Consisting of 52 epistles (rasa’il) on a wide array of subjects, ranging from cosmology and the physical sciences to ethics, aesthetics, revelation and metaphysics, the Rasa’il occupy a unique position in Muslim history and thought, demonstrating awareness of the traditions of the Babylonians, Classical Greeks, Indians and Persians, as well as Jewish and Christian thought. The authors of this encyclopaedic compendium, the Ikhwan al-Safa’, were a group of scholars, believed to have lived in Basra in Iraq in the course of the 9th/10th century, connected with the nascent Ismaili community of the time.

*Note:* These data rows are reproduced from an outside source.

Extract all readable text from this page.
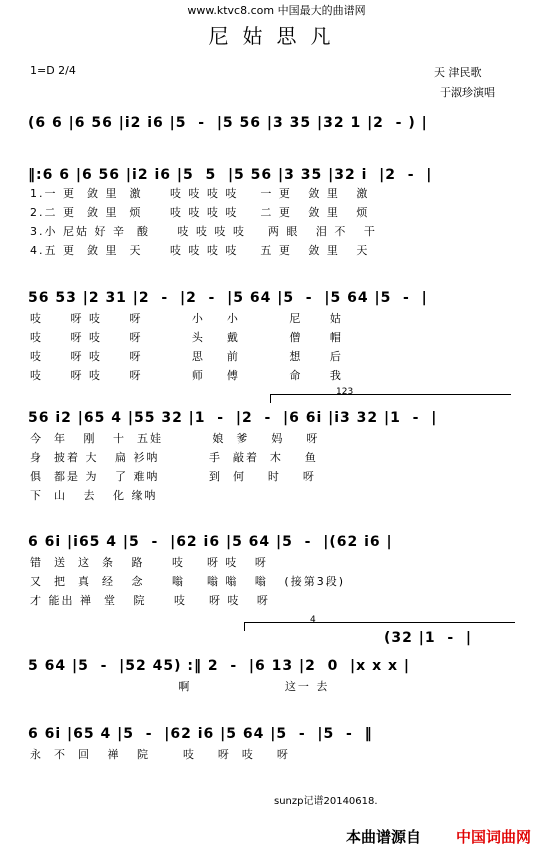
www.ktvc8.com 中国最大的曲谱网
尼姑思凡
1=D 2/4	天 津民歌
于淑珍演唱
(6 6 |6 56 |i2 i6 |5  -  |5 56 |3 35 |32 1 |2  - ) |
‖:6 6 |6 56 |i2 i6 |5  5  |5 56 |3 35 |32 i  |2  -  |
1.一 更  敛 里  激     吱 吱 吱 吱    一 更   敛 里   激
2.二 更  敛 里  烦     吱 吱 吱 吱    二 更   敛 里   烦
3.小 尼姑 好 辛  酸     吱 吱 吱 吱    两 眼   泪 不   干
4.五 更  敛 里  天     吱 吱 吱 吱    五 更   敛 里   天
56 53 |2 31 |2  -  |2  -  |5 64 |5  -  |5 64 |5  -  |
吱     呀 吱     呀         小    小         尼     姑
吱     呀 吱     呀         头    戴         僧     帽
吱     呀 吱     呀         思    前         想     后
吱     呀 吱     呀         师    傅         命     我
123
56 i2 |65 4 |55 32 |1  -  |2  -  |6 6i |i3 32 |1  -  |
今  年   刚   十  五娃         娘  爹    妈    呀
身  披着 大   扁 衫呐         手  敲着  木    鱼
俱  都是 为   了 难呐         到  何    时    呀
下  山   去   化 缘呐
6 6i |i65 4 |5  -  |62 i6 |5 64 |5  -  |(62 i6 |
错  送  这  条   路     吱    呀 吱   呀
又  把  真  经   念     嗡    嗡 嗡   嗡   (接第3段)
才 能出 禅  堂   院     吱    呀 吱   呀
4
(32 |1  -  |
5 64 |5  -  |52 45) :‖ 2  -  |6 13 |2  0  |x x x |
啊                 这一 去
6 6i |65 4 |5  -  |62 i6 |5 64 |5  -  |5  -  ‖
永  不  回   禅   院      吱    呀  吱    呀
sunzp记谱20140618.
本曲谱源自 中国词曲网
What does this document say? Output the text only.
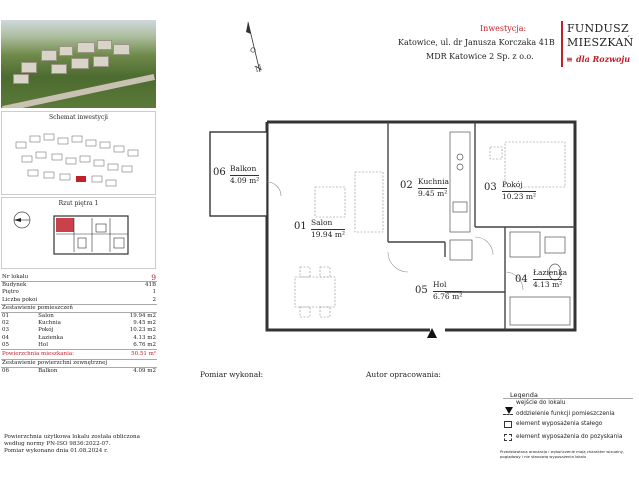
Schemat inwestycji
Rzut piętra 1
Nr lokalu		9
Budynek		41B
Piętro		1
Liczba pokoi		2
Zestawienie pomieszczeń		
01	Salon	19.94 m2
02	Kuchnia	9.45 m2
03	Pokój	10.23 m2
04	Łazienka	4.13 m2
05	Hol	6.76 m2
Powierzchnia mieszkania:		50.51 m²
Zestawienie powierzchni zewnętrznej		
06	Balkon	4.09 m2
Powierzchnia użytkowa lokalu została obliczona
według normy PN-ISO 9836:2022-07.
Pomiar wykonano dnia 01.08.2024 r.
Inwestycja:
Katowice, ul. dr Janusza Korczaka 41B
MDR Katowice 2 Sp. z o.o.
FUNDUSZ
MIESZKAŃ
≡ dla Rozwoju
N
06 Balkon
4.09 m²
01 Salon
19.94 m²
02 Kuchnia
9.45 m²
03 Pokój
10.23 m²
04
Łazienka
4.13 m²
05
Hol
6.76 m²
Pomiar wykonał:	Autor opracowania:
Legenda
wejście do lokalu
oddzielenie funkcji pomieszczenia
element wyposażenia stałego
element wyposażenia do pozyskania
Przedstawiona aranżacja i wykończenie mają charakter wizualny,
poglądowy i nie stanowią wyposażenia lokalu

During the latter part of the 19th century, Western scholars first began to take a serious interest in the Ikhwan al-Safa’ and their Rasa’il. Among the leading contributors in Europe to the study of the Rasa’il was the German scholar Friedrich Dieterici (d. 1903) who, for some 30 years, published texts and studies on Islamic philosophy with the Ikhwan al-Safa’ as the main subject of his attention. The only complete translation of the Rasa’il into a Western language, to this day, still remains Dieterici’s German translation published between 1861 and 1872. In more recent times, several important studies have been devoted to the sources and contents of the Rasa’il and selected epistles have been translated into Spanish, German, Italian, Urdu and English.

The first phase of the Series will consist of 14 volumes, treating themes in mathematics, logic, natural science, philosophy and theology. These translations and critical editions will be based on 12 manuscripts acquired from libraries in France, Spain, Turkey and the United Kingdom, including some from the Institute’s own collection. As part of the series, the critical edition and translation will be supplemented by analytical commentaries, summaries, critical studies and indices.

The Rasa’il Ikhwan al-Safa’ Series is coordinated by Managing Editor, Nader El-Bizri, and supported by an Advisory Board consisting of: Carmella Baffioni, Patricia Crone, Farhad Daftary, Lenn E. Goodman, Abbas Hamdani, Wilferd Madelung, Yves Marquet, James Montgomery, Azim Nanji, Ian Richard Netton, Ismail K. Poonawala and Roshdi Rashed.

The following scholars will also be involved in the first phase of the series as editors, translators and annotators: Omar Alí-de-Unzaga, Carmela Baffioni, Massimo Campanini, Godfroid de Callataÿ, Nader El-Bizri, Nina Garbutt, Lenn E. Goodman (assisted by Richard McGregor and Ebrahim Moosa), Duncan Haldane, Abbas Hamdani, Muhammad Reza Jozi, Noha Khalife, Arzina Lalani, Oliver Leaman, James Montgomery, Ian R. Netton, Ismail K. Poonawala, F. Jamil Ragep, David Simonowitz, Reza Shah-Kazemi and Samer Traboulsi.